As I was reading this book, my wife, in another instance of the synchronicity that often occurs in my life, handed me a 2006 article by Margaret Roche Macey, who was then dealing with terminal cancer.

She begins with a reflection on watching late into the night for the moment when darkness comes and overtakes the light: to her surprise, it never actually came. Instead, "the darkness actually grew [since]...it had always been there just waiting for the light to leave..."

She then asks, Do we likewise always carry our death within us rather than wait to meet it in a hospital bed? From this question comes an insight that God (light) is within (inside the darkness), "at the center of all that you most fear."

JFK developed a strong will; Macey developed a deep sense of prayer leading to an insight that death, like darkness, is not an "other" experience--separate from us--but an inseparable part of life and thus not something to be feared.

Both Kennedy and Macey seemed to transcend pain and avoid suffering by turning inward to the Spirit. As I deal with my own (minor) back pain now, these experiences of courage and faith are of inestimable importance, as I know they are to many others.

Tuesday, October 11, 2011

Managing Pain

Lately, while dealing with my own minor muscular pains, I have been mindful of three friends with much more serious, chronic pain. One of the women is dying of cancer; the other two have tried various treatments with no success. I hope my prayers for them do some good.

I am reminded of the saying: Pain is inevitable; suffering is optional. Viktor Frankl in his classic book, Man's Search for Meaning, is emphatic in saying that is that our ultimate freedom is to "choose one's attitude in any given set of circumstances." He believes, based on his experience as a young man dealing with the Holocaust, that a positive attitude toward pain can circumvent suffering. If we have a reason to live, if we choose to focus on love or a positive goal, we can overcome any temporary pain.

But so much depends on the individual's sensitivity and tolerance for physical pain. As Joan Halifax points out in an important chapter in her book Being with Dying, suffering is the story we tell ourselves about the pain we feel. If suffering is an attitude we choose, can we rise above it, putting even the pain in its place?
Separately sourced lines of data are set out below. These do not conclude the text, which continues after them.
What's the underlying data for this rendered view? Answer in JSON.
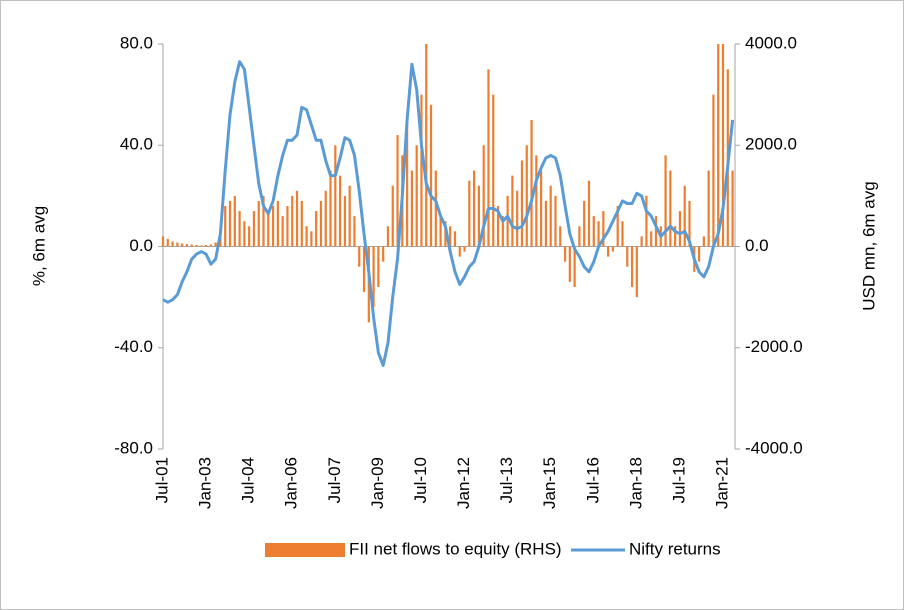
{
  "chart_data": {
    "type": "bar-line",
    "y_axis_label": "%, 6m avg",
    "y2_axis_label": "USD mn, 6m avg",
    "categories": [
      "Jul-01",
      null,
      null,
      null,
      null,
      null,
      null,
      null,
      null,
      "Jan-03",
      null,
      null,
      null,
      null,
      null,
      null,
      null,
      null,
      "Jul-04",
      null,
      null,
      null,
      null,
      null,
      null,
      null,
      null,
      "Jan-06",
      null,
      null,
      null,
      null,
      null,
      null,
      null,
      null,
      "Jul-07",
      null,
      null,
      null,
      null,
      null,
      null,
      null,
      null,
      "Jan-09",
      null,
      null,
      null,
      null,
      null,
      null,
      null,
      null,
      "Jul-10",
      null,
      null,
      null,
      null,
      null,
      null,
      null,
      null,
      "Jan-12",
      null,
      null,
      null,
      null,
      null,
      null,
      null,
      null,
      "Jul-13",
      null,
      null,
      null,
      null,
      null,
      null,
      null,
      null,
      "Jan-15",
      null,
      null,
      null,
      null,
      null,
      null,
      null,
      null,
      "Jul-16",
      null,
      null,
      null,
      null,
      null,
      null,
      null,
      null,
      "Jan-18",
      null,
      null,
      null,
      null,
      null,
      null,
      null,
      null,
      "Jul-19",
      null,
      null,
      null,
      null,
      null,
      null,
      null,
      null,
      "Jan-21",
      null,
      null
    ],
    "series": [
      {
        "name": "FII net flows to equity (RHS)",
        "kind": "bar",
        "axis": "y2",
        "color": "#ed7d31",
        "values": [
          200,
          150,
          100,
          80,
          60,
          50,
          40,
          30,
          20,
          30,
          40,
          80,
          300,
          800,
          900,
          1000,
          700,
          500,
          400,
          700,
          900,
          1000,
          700,
          800,
          900,
          600,
          800,
          1000,
          1100,
          900,
          400,
          300,
          700,
          900,
          1100,
          1500,
          2000,
          1400,
          1000,
          1200,
          600,
          -400,
          -900,
          -1500,
          -1200,
          -800,
          -300,
          400,
          1200,
          2200,
          1800,
          2500,
          1500,
          2000,
          3000,
          4000,
          2800,
          1500,
          600,
          500,
          400,
          300,
          -200,
          -100,
          1300,
          1500,
          1200,
          2000,
          3500,
          3000,
          800,
          600,
          1000,
          1400,
          1100,
          1700,
          2000,
          2500,
          1800,
          1500,
          900,
          1200,
          1000,
          400,
          -300,
          -700,
          -800,
          400,
          900,
          1300,
          600,
          500,
          700,
          -200,
          -100,
          800,
          500,
          -400,
          -800,
          -1000,
          200,
          1000,
          300,
          600,
          400,
          1800,
          1500,
          400,
          700,
          1200,
          900,
          -500,
          -300,
          200,
          1500,
          3000,
          4000,
          4000,
          3500,
          1500
        ]
      },
      {
        "name": "Nifty returns",
        "kind": "line",
        "color": "#5b9bd5",
        "values": [
          -21,
          -22,
          -21,
          -19,
          -14,
          -10,
          -5,
          -3,
          -2,
          -3,
          -7,
          -5,
          5,
          30,
          52,
          65,
          73,
          70,
          55,
          40,
          25,
          16,
          13,
          18,
          28,
          36,
          42,
          42,
          44,
          55,
          54,
          48,
          42,
          42,
          34,
          28,
          28,
          35,
          43,
          42,
          36,
          22,
          5,
          -10,
          -28,
          -42,
          -47,
          -38,
          -20,
          -5,
          20,
          50,
          72,
          62,
          40,
          25,
          20,
          18,
          12,
          8,
          -2,
          -10,
          -15,
          -12,
          -8,
          -6,
          0,
          8,
          15,
          15,
          14,
          10,
          12,
          8,
          7,
          8,
          12,
          18,
          26,
          31,
          35,
          36,
          35,
          28,
          16,
          5,
          -1,
          -4,
          -8,
          -10,
          -6,
          0,
          3,
          6,
          10,
          14,
          18,
          17,
          17,
          21,
          20,
          14,
          12,
          8,
          4,
          6,
          8,
          6,
          5,
          6,
          2,
          -5,
          -10,
          -12,
          -8,
          0,
          5,
          15,
          32,
          50
        ]
      }
    ],
    "ylim": [
      -80,
      80
    ],
    "yticks": [
      {
        "value": -80,
        "label": "-80.0"
      },
      {
        "value": -40,
        "label": "-40.0"
      },
      {
        "value": 0,
        "label": "0.0"
      },
      {
        "value": 40,
        "label": "40.0"
      },
      {
        "value": 80,
        "label": "80.0"
      }
    ],
    "y2lim": [
      -4000,
      4000
    ],
    "y2ticks": [
      {
        "value": -4000,
        "label": "-4000.0"
      },
      {
        "value": -2000,
        "label": "-2000.0"
      },
      {
        "value": 0,
        "label": "0.0"
      },
      {
        "value": 2000,
        "label": "2000.0"
      },
      {
        "value": 4000,
        "label": "4000.0"
      }
    ],
    "legend": "bottom"
  }
}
As an experienced caregiver, Halifax has some valuable insights. While believing that pain medication is often necessary, she suggests that pain can teach us various lessons (about compassion, patience) if we don't let our fear overwhelm us.

Why do we fear pain? Do we fear that we will become its victim as it grows worse and worse? We become afraid it will devour us. "But when the pain is really great, we might feel so desperate to deal with it that our desperation generates the courage we need to meet it."

I am reminded of Tolstoi's great classic, "The Death of Ivan Ilych," in which the dying man, after great agony, finally--at the very end of his suffering--lets go and is somehow able to distance himself from his body and its pain. His soul comes alive, as his body dies, and he begins to ask the ultimate question, What is it all about? Why have I not lived the right kind of life? Somehow, Tolstoi has convincingly dramatized the reality of suffering giving way to release, taking us closer to this fictional character than we are ever likely to get to a real person.

Halifax says that some patients are able to focus their attention away from the pain to something pleasant or healing; distraction can be helpful. Sometimes, being fully present to our own pain can decrease its negative experience.

Each person's experience in dealing with pain, as Halifax wisely shows, tends to be different. But it's clear that the tendency many of us have to obsess about our condition, to allow our fears to build, makes matters worse and can be changed. Having the caring presence of another is very helpful, but even when we are alone, as we ultimately are in such cases, we need not despair. Pain does not last forever. "Even great pain is impermanent. More importantly, it is not who we really are." Thank you, Joan Halifax, for this and for helping me think about the fear associated with pain.